Bailey ducked behind the attic door. Wood exploded, but the shot missed her. She snatched up a broken piece of the board and hurled it at Grace. It struck the woman full in the nose, and blood flew. Bailey whirled, tore open the door to the back servants' stairs, and fled down to the kitchen.

Cursing, Grace came after her. At the bottom of the twisting staircase, Bailey didn't bother with trying to find the latch in the semidarkness. She threw her good shoulder against the door and burst through into the kitchen to see Will running into the room.

“Run!” Bailey screamed. “She has a—”

Will leaped in front of Bailey as Grace came down the stairs and fired. Bailey recoiled in horror. She stared down at a small red stain growing on the front of his shirt.

“Go!” Will bellowed. “Get the hell out of here, Bailey!”

She darted toward the back door. When she looked over her shoulder she saw Grace still advancing toward them, leveling the rife, but Grace had to come through Will to get to her. He was upright, charging Grace, when she fired again. This time Will went down.

“I'll get you, you whoring bitch!” Grace called. “Don't think you can get away from me!”

Will grabbed Grace's ankle and jerked it. “Run!” he shouted.

Bailey flew out the back door and across the porch. The gunshot echoed through the house. Tears blinded Bailey as she bolted headlong toward the nearest outcropping of trees. Will was dead. She knew he was dead, but she kept running. It was all she could do.

“Come back here!” Grace screamed from the back step.

Bailey felt as though she were slogging though knee-deep mud. She was breathing hard, each step an effort, when abruptly the ground came up to hit her. She felt herself sinking down, down; the sleep that had threatened to overtake her finally . . .

 

“Get up! You're not dead yet. But you will be if you don't do as I say.”

Bailey opened her eyes.

Grace stood over her, the muzzle of the rifle hovering only inches from the bitch's face. “Get on your feet.”

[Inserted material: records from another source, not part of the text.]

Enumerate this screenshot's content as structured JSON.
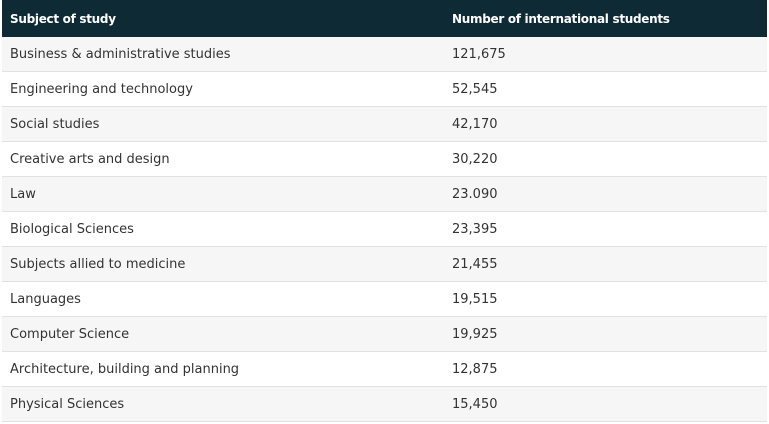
{
  "table": {
    "header": [
      "Subject of study",
      "Number of international students"
    ],
    "rows": [
      [
        "Business & administrative studies",
        "121,675"
      ],
      [
        "Engineering and technology",
        "52,545"
      ],
      [
        "Social studies",
        "42,170"
      ],
      [
        "Creative arts and design",
        "30,220"
      ],
      [
        "Law",
        "23.090"
      ],
      [
        "Biological Sciences",
        "23,395"
      ],
      [
        "Subjects allied to medicine",
        "21,455"
      ],
      [
        "Languages",
        "19,515"
      ],
      [
        "Computer Science",
        "19,925"
      ],
      [
        "Architecture, building and planning",
        "12,875"
      ],
      [
        "Physical Sciences",
        "15,450"
      ]
    ]
  }
}
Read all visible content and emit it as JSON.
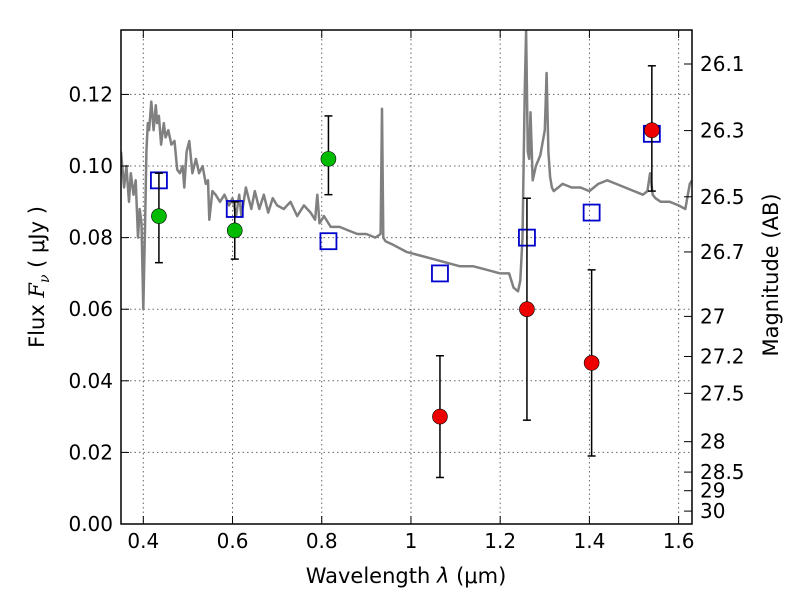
{
  "chart_data": {
    "type": "scatter",
    "xlabel": {
      "prefix": "Wavelength  ",
      "symbol": "λ",
      "unit": " (μm)"
    },
    "ylabel": {
      "prefix": "Flux  ",
      "symbol": "F",
      "sub": "ν",
      "unit": "  ( μJy )"
    },
    "y2label": "Magnitude (AB)",
    "xlim": [
      0.35,
      1.63
    ],
    "ylim": [
      0.0,
      0.138
    ],
    "xticks": [
      0.4,
      0.6,
      0.8,
      1.0,
      1.2,
      1.4,
      1.6
    ],
    "xtick_labels": [
      "0.4",
      "0.6",
      "0.8",
      "1",
      "1.2",
      "1.4",
      "1.6"
    ],
    "yticks": [
      0.0,
      0.02,
      0.04,
      0.06,
      0.08,
      0.1,
      0.12
    ],
    "ytick_labels": [
      "0.00",
      "0.02",
      "0.04",
      "0.06",
      "0.08",
      "0.10",
      "0.12"
    ],
    "y2ticks": [
      {
        "flux": 0.1285,
        "label": "26.1"
      },
      {
        "flux": 0.1099,
        "label": "26.3"
      },
      {
        "flux": 0.0914,
        "label": "26.5"
      },
      {
        "flux": 0.076,
        "label": "26.7"
      },
      {
        "flux": 0.058,
        "label": "27"
      },
      {
        "flux": 0.0468,
        "label": "27.2"
      },
      {
        "flux": 0.0365,
        "label": "27.5"
      },
      {
        "flux": 0.023,
        "label": "28"
      },
      {
        "flux": 0.0145,
        "label": "28.5"
      },
      {
        "flux": 0.0093,
        "label": "29"
      },
      {
        "flux": 0.0036,
        "label": "30"
      }
    ],
    "grid": true,
    "colors": {
      "spectrum": "#808080",
      "model": "#0000cc",
      "green": "#00bb00",
      "red": "#ee0000",
      "errorbar": "#000000"
    },
    "spectrum": {
      "x": [
        0.35,
        0.357,
        0.362,
        0.368,
        0.372,
        0.378,
        0.383,
        0.388,
        0.392,
        0.396,
        0.4,
        0.404,
        0.407,
        0.41,
        0.413,
        0.418,
        0.423,
        0.428,
        0.431,
        0.435,
        0.44,
        0.446,
        0.45,
        0.456,
        0.463,
        0.47,
        0.476,
        0.482,
        0.488,
        0.492,
        0.497,
        0.503,
        0.51,
        0.518,
        0.525,
        0.533,
        0.54,
        0.545,
        0.548,
        0.555,
        0.562,
        0.572,
        0.582,
        0.592,
        0.6,
        0.608,
        0.615,
        0.62,
        0.63,
        0.642,
        0.65,
        0.66,
        0.67,
        0.68,
        0.69,
        0.7,
        0.715,
        0.73,
        0.745,
        0.76,
        0.775,
        0.785,
        0.79,
        0.795,
        0.805,
        0.82,
        0.84,
        0.86,
        0.88,
        0.9,
        0.92,
        0.932,
        0.935,
        0.938,
        0.943,
        0.96,
        0.99,
        1.02,
        1.05,
        1.08,
        1.11,
        1.14,
        1.17,
        1.2,
        1.22,
        1.23,
        1.24,
        1.245,
        1.25,
        1.255,
        1.258,
        1.262,
        1.265,
        1.268,
        1.273,
        1.28,
        1.29,
        1.3,
        1.304,
        1.308,
        1.312,
        1.316,
        1.32,
        1.33,
        1.34,
        1.36,
        1.38,
        1.4,
        1.42,
        1.44,
        1.46,
        1.48,
        1.5,
        1.52,
        1.53,
        1.536,
        1.542,
        1.548,
        1.56,
        1.58,
        1.6,
        1.615,
        1.625,
        1.63
      ],
      "y": [
        0.104,
        0.094,
        0.1,
        0.09,
        0.098,
        0.092,
        0.096,
        0.08,
        0.088,
        0.084,
        0.06,
        0.084,
        0.104,
        0.112,
        0.11,
        0.118,
        0.11,
        0.117,
        0.112,
        0.114,
        0.106,
        0.112,
        0.108,
        0.11,
        0.106,
        0.107,
        0.099,
        0.098,
        0.1,
        0.094,
        0.104,
        0.107,
        0.098,
        0.102,
        0.098,
        0.1,
        0.095,
        0.096,
        0.085,
        0.093,
        0.092,
        0.09,
        0.092,
        0.089,
        0.091,
        0.086,
        0.092,
        0.086,
        0.094,
        0.088,
        0.093,
        0.088,
        0.092,
        0.087,
        0.091,
        0.089,
        0.088,
        0.09,
        0.086,
        0.089,
        0.087,
        0.085,
        0.092,
        0.084,
        0.086,
        0.083,
        0.083,
        0.082,
        0.081,
        0.081,
        0.08,
        0.081,
        0.116,
        0.08,
        0.079,
        0.078,
        0.076,
        0.075,
        0.074,
        0.073,
        0.072,
        0.072,
        0.071,
        0.07,
        0.07,
        0.066,
        0.065,
        0.068,
        0.08,
        0.12,
        0.138,
        0.104,
        0.102,
        0.115,
        0.096,
        0.1,
        0.103,
        0.11,
        0.126,
        0.104,
        0.097,
        0.094,
        0.093,
        0.094,
        0.095,
        0.094,
        0.094,
        0.093,
        0.095,
        0.096,
        0.095,
        0.094,
        0.093,
        0.092,
        0.093,
        0.098,
        0.092,
        0.091,
        0.09,
        0.09,
        0.089,
        0.088,
        0.095,
        0.096
      ]
    },
    "model_points": [
      {
        "x": 0.435,
        "y": 0.096
      },
      {
        "x": 0.605,
        "y": 0.088
      },
      {
        "x": 0.815,
        "y": 0.079
      },
      {
        "x": 1.065,
        "y": 0.07
      },
      {
        "x": 1.26,
        "y": 0.08
      },
      {
        "x": 1.405,
        "y": 0.087
      },
      {
        "x": 1.54,
        "y": 0.109
      }
    ],
    "observed_green": [
      {
        "x": 0.435,
        "y": 0.086,
        "yerr_low": 0.073,
        "yerr_high": 0.098
      },
      {
        "x": 0.605,
        "y": 0.082,
        "yerr_low": 0.074,
        "yerr_high": 0.09
      },
      {
        "x": 0.815,
        "y": 0.102,
        "yerr_low": 0.092,
        "yerr_high": 0.114
      }
    ],
    "observed_red": [
      {
        "x": 1.065,
        "y": 0.03,
        "yerr_low": 0.013,
        "yerr_high": 0.047
      },
      {
        "x": 1.26,
        "y": 0.06,
        "yerr_low": 0.029,
        "yerr_high": 0.091
      },
      {
        "x": 1.405,
        "y": 0.045,
        "yerr_low": 0.019,
        "yerr_high": 0.071
      },
      {
        "x": 1.54,
        "y": 0.11,
        "yerr_low": 0.093,
        "yerr_high": 0.128
      }
    ]
  }
}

She poked the girl hard in the forehead with the gun barrel. “Get up, or die there. I've no more time to mess with you.” Just before she'd shot him for the last time, Will had said that Daniel was coming. He might have lied, but she couldn't take the chance. She had to get away as quickly as she could, but not without the girl.

She realized now why it had been so hard to be rid of Beth Tawes, why she hadn't lain quiet in her grave—why she'd haunted her all these years, and why her bastard had come back to spoil everything. It had to end where it started—at the cabin. She jabbed her again. “Get on your feet, and get down to the boat.”

Bailey got up on her hands and knees and then climbed to her feet.

“I've got a full clip in here. Ten more shots. Don't make me waste any more than I have to on you.” Grace motioned toward the dock. “Go on. We're going for a ride. Not far. Your last one.”

C
HAPTER
T
WENTY-TWO

“Will! Will!” Daniel knelt on Elizabeth's dining room floor and pressed his fingertips against the older man's throat. A trail of blood had led Daniel from the bottom of the kitchen stairs to Will's prone body. He wasn't certain whether Will was dead or alive. He wasn't cold, but if Will was breathing, it was very shallowly.

The bullet holes were from a .22, not the deer gun. Daniel clung to that thought as he kept trying to find a pulse. He'd borrowed an eighteen-foot skiff belonging to Josh Thompson. It was an older boat, not as powerful as Emma's or Grace's, but it had gotten him to Will's, where he'd hoped his friend could advise him where to start looking for Grace and Bailey.